The recent earthquakes in Haiti and Chile have underlined the importance of the unique type of protection CCRIF offers. It paid $7.75 Million, or 20 times Haiti’s premium, following the devastating earthquake on January 12, which “demonstrated the speed at which CCRIF is able to make funds available to governments after a disaster,” said the bulletin. “However, the small size of that payment relative to the levels of devastation highlights the need for increased levels of coverage that would result in larger payouts which can do even more to stabilize government services and provide a springboard to more rapid and comprehensive recovery.
“Over the last two and a half years, CCRIF has achieved global prominence as a model for innovative, ex-ante disaster risk transfer. Such mechanisms can and should be included in disaster risk management strategies for countries vulnerable to hurricanes, earthquakes and other natural catastrophe events, and can be a critical component of a country’s climate change adaptation framework.
CCRIF has previously paid out almost $1 Million to the Dominican and St. Lucian governments after the November 2007 earthquake in the eastern Caribbean and about $6.3 Million to the Turks & Caicos Islands after Hurricane Ike made a direct hit on Grand Turk in September 2008.

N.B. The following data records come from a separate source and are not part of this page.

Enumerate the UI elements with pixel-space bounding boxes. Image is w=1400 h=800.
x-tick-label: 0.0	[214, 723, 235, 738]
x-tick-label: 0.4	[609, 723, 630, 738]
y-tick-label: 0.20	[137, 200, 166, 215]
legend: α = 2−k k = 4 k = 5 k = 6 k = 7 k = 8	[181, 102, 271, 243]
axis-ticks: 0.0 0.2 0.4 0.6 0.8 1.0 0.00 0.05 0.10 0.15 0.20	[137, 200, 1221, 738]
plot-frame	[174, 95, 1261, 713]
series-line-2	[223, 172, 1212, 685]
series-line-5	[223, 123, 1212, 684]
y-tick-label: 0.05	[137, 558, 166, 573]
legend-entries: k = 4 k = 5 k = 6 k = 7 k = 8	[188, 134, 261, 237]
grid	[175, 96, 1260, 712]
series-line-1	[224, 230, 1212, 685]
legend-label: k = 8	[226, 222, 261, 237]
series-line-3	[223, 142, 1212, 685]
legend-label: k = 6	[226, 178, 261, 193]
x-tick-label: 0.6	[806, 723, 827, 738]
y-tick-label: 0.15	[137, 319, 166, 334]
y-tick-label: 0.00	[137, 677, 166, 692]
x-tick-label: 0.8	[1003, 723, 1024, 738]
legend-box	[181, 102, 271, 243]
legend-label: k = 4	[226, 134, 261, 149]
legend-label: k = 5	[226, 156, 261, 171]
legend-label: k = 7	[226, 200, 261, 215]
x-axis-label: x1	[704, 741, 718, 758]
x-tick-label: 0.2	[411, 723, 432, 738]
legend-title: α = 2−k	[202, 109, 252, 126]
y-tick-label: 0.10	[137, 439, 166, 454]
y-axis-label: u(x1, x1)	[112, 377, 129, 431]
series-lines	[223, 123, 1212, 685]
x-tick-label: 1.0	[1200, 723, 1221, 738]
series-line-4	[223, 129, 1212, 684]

The Caribbean countries are now faced with decisions regarding the level of their CCRIF coverage, which is renewed each year on June first, against the backdrop of reduced fiscal space emanating from the continued legacy of the global economic crisis.
The CCRIF Board and operations team have recognized the countries’ predicament. They’ve “been engaged in a number of activities aimed at finding solutions that would enable its members to continue to pursue diversified and dynamic disaster risk management policies. One such activity has been meeting with country clients and key stakeholders towards ascertaining members’ needs and then making the case to international donor partners for the need for assistance in stepping up the level of coverage that countries are able to garner from CCRIF.”
Dr. Simon Young, CEO of Caribbean Risk Managers, the Facility Supervisor of CCRIF, explained: “We believe that there is a very strong case to be made to the international development community to assist CCRIF’s member countries (and potential new members) in ‘upscaling’ the role that risk transfer plays in post-disaster financing.
“In so doing, CCRIF would become an even stronger example of a successful, innovative public-private partnership addressing a core barrier to sustainable development, particularly in the face of climate change.”
The bulletin also noted that at the CARICOM Heads of Government meeting in Dominica, World Bank President Robert Zoellick presented the strong interest of the Bank in developing “a strategy [for the region] that focuses on growth … good fiscal management, effective use of debt, maybe looking at some of the issues of what else one can do to build insurance for some of the natural calamities that tend to create a spike in debt.”